You can register online by visiting the Wealden District Council website and search for The Big Wealden Switch or key: https://bigcommunityswitch.ichoosr.com/Product/index.rails?utm_medium=web&location=wealden
If you don’t have internet access, register by calling 01323 443322. You will need your annual fuel statement or recent energy bills to complete the process.
iChooser will then contact you by email or letter detailing your personal offer, remember to check your emails after the auction. If you like the offer you can accept and switch to your new supplier which is a fixed price contract for twelve months. As long as you are the bill payer you can take part regardless of tenancy or meter type. On average, switchers tend to save £200-£300.
The next auction will be held May 2017. Call us to register your interest for our next auction.
So far in 2017 there have been seven reported incidents of stolen Land Rovers in Lewes and Wealden. Six have been Land Rover Defenders and one was a Range Rover. On two occasions the stolen vehicles have been found abandoned in Surrey, one of the recovered vehicles was found to have had false plates fitted to it.
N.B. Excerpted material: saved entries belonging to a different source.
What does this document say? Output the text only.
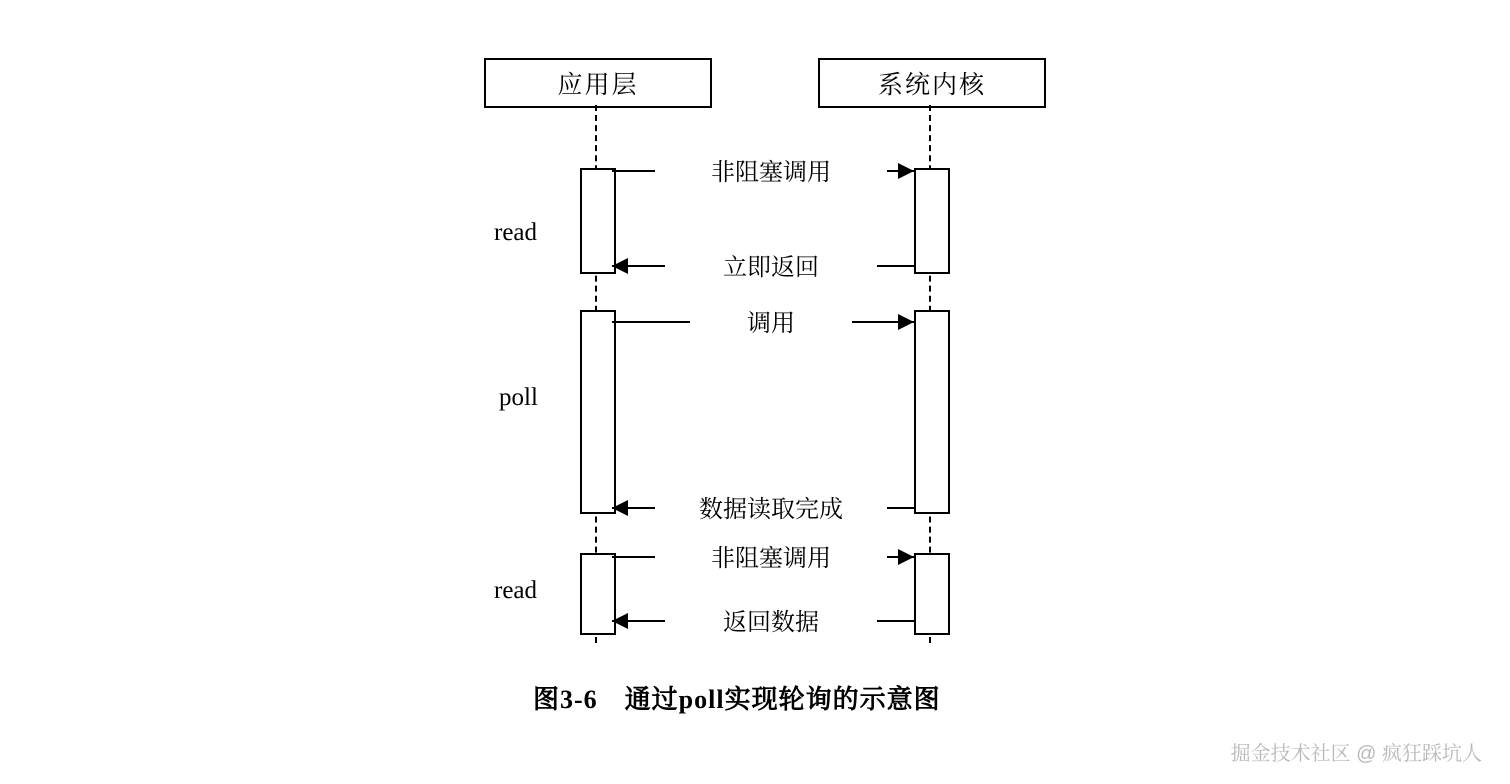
应用层	系统内核
非阻塞调用
立即返回
调用
数据读取完成
非阻塞调用
返回数据
read
poll
read
图3-6　通过poll实现轮询的示意图
掘金技术社区 @ 疯狂踩坑人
If you own a Land Rover Defender please be vigilant.
Advice on using mobile phones when driving
It’s illegal to use a hand-held phone or similar device while driving a vehicle, or riding a motorcycle.
The rules are the same if you’re stopped at traffic lights or queuing in traffic.
It’s also illegal to use a hand-held phone or similar device when supervising a learner driver or rider.
You must stay in full control of your vehicle at all times. The police can stop you if they think you’re not in control because you’re distracted. This includes if you’re using devices like your sat nav or car radio.
When you can use a phone in your vehicle
If you’re the driver, you can only use your phone in a vehicle if you:
- need to call 999 or 112 in an emergency and it’s unsafe or impractical to stop
- are safely parked
You could get 6 penalty points on your licence and a fine of £200. Your case could also go to court and you could be disqualified from driving or riding and get a maximum fine of £1,000. Drivers of buses or goods vehicles could get a maximum fine of £2,500.
The Parish Council office will be closed for Easter for the week commencing Monday 10 April 2017.